Sunday, June 30, 2019

Taking stewardship of the planet


The Global Landscapes Forum (GLF) was held in Germany to rally behind a new approach to achieving a future that is more inclusive and sustainable than the present – through the establishment of secure and proper rights for all. On Jun. 22 and 23, experts, political leaders, NGOs and indigenous peoples and communities gathered to deliberate on rights for indigenous peoples and local communities in the management and perseveration of landscapes. The forum took place alongside the United Nations Framework Convention on Climate Change Bonn Climate Change Conference.

According to the United Nations, the land belonging to the 350 million indigenous peoples across the globe is one of the most powerful shields against climate change as it holds 80 percent of the world’s biodiversity and sequesters nearly 300 billion metric tons of carbon. 

In the climate and development arenas, the most current alarm being sounded is for rights–securing the land rights and freedoms of indigenous peoples, local communities and the marginalised members therein. 

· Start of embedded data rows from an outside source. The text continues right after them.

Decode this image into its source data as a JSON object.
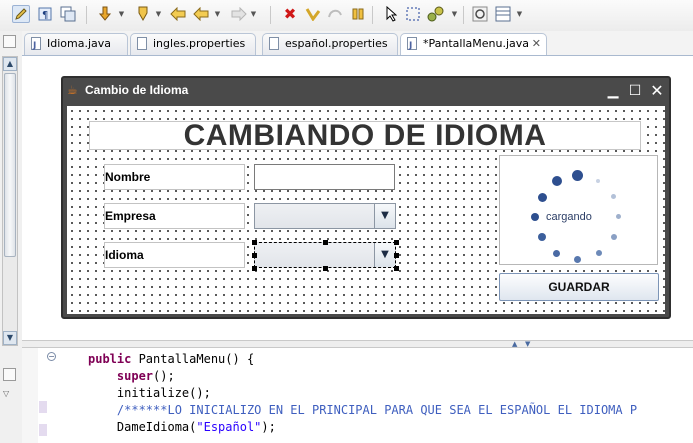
{
  "toolbar": {
    "icons": [
      "pencil-icon",
      "paragraph-icon",
      "copy-icon",
      "download-icon",
      "run-icon",
      "back-icon",
      "back-arrow-icon",
      "forward-arrow-icon",
      "delete-icon",
      "undo-icon",
      "redo-icon",
      "pause-icon",
      "pointer-icon",
      "marquee-icon",
      "wrench-icon",
      "refresh-icon",
      "layout-icon"
    ]
  },
  "tabs": [
    {
      "label": "Idioma.java",
      "active": false
    },
    {
      "label": "ingles.properties",
      "active": false
    },
    {
      "label": "español.properties",
      "active": false
    },
    {
      "label": "*PantallaMenu.java",
      "active": true
    }
  ],
  "window": {
    "title": "Cambio de Idioma",
    "minimize": "▁",
    "maximize": "☐",
    "close": "✕"
  },
  "form": {
    "heading": "CAMBIANDO DE IDIOMA",
    "nombre_label": "Nombre",
    "empresa_label": "Empresa",
    "idioma_label": "Idioma",
    "loading_text": "cargando",
    "save_button": "GUARDAR",
    "combo_arrow": "▼"
  },
  "code": {
    "lines": [
      {
        "parts": [
          {
            "t": "public ",
            "c": "kw"
          },
          {
            "t": "PantallaMenu() {",
            "c": ""
          }
        ]
      },
      {
        "parts": [
          {
            "t": "    ",
            "c": ""
          },
          {
            "t": "super",
            "c": "kw"
          },
          {
            "t": "();",
            "c": ""
          }
        ]
      },
      {
        "parts": [
          {
            "t": "    initialize();",
            "c": ""
          }
        ]
      },
      {
        "parts": [
          {
            "t": "    /******LO INICIALIZO EN EL PRINCIPAL PARA QUE SEA EL ESPAÑOL EL IDIOMA P",
            "c": "cm"
          }
        ]
      },
      {
        "parts": [
          {
            "t": "    DameIdioma(",
            "c": ""
          },
          {
            "t": "\"Español\"",
            "c": "str"
          },
          {
            "t": ");",
            "c": ""
          }
        ]
      }
    ]
  },
  "colors": {
    "frame_dark": "#4a4a4a",
    "accent_blue": "#2e4f8f",
    "keyword": "#7f0055",
    "comment": "#3f5fbf",
    "string": "#2a00ff"
  }
}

How can these custodians of a quarter of the world’s terrestrial surface be expected to care for their traditional lands if the lands don’t, in fact, belong to them? Or, worse, if they’re criminalised and endangered for doing so?

Indigenous peoples, local communities, women and youth, are believed to be the world’s most important environmental stewards but they are also among the most threatened and criminalised groups with little access to rights. It is for this reason that amid the urgency to meet Sustainable Development Goals (SDGs) under pressure from the climate threat, dialogues about the global future have begun to wake up to the fact that indigenous peoples’ relationships with the natural world are not only crucial to preserve for their own sakes, but for everyone’s. The examples of intimidation, criminalisation, eviction and hardship shared throughout the first day clearly showcased what indigenous peoples and local communities go through to preserve the forests or ‘lungs of the earth’.

We’re defending the world, for every single one of us,” said Geovaldis Gonzalez Jimenez, an indigenous peasant leader from Colombia. But industries such as fossil fuels, large-scale agriculture, mining and others are not only endangering landscapes but also the lives of the people therein. Already this year, said Gonzalez, his region witnessed 135 murders, adding that the day before the start of the GLF a local leader was killed in front of a 9-year-old boy.

Diel Mochire Mwenge, who leads the Initiative Programme for the Development of the Pygme in the Democratic Republic of Congo (DRC), one of the largest indigenous forest communities in Central Africa, said he has witnessed more than one million people being evicted from the national parkland where they have long lived. He explained that they had not been given benefits from the ecotourism industries brought in to replace them and were left struggling to find new income sources.
Our identity is being threatened, and we need to avoid being completely eradicated,” said Mwenge.

In Jharkhand, India, activist Gladson Dungdung, whose parents were murdered in 1990 for attending a court case over a local land dispute, said an amendment to India’s Forest Rights Act currently being reviewed by the Supreme Court could see 7.5 million indigenous peoples evicted from their native forest landscapes. The act can impact a further 90 million people who depend on these forests’ resources for their survival, he said. The amendment, Dungdung said, would also give absolute power to the national forest guard; if a guard were to see someone using the forest for hunting or timber collection, they could legally shoot the person on-sight.

U.N. Special Rapporteur on the Rights of Indigenous Peoples Vicky Tauli-Corpuz said lands managed by indigenous peoples with secure rights have lower deforestation rates, higher biodiversity levels and higher carbon storage than lands in government-protected areas.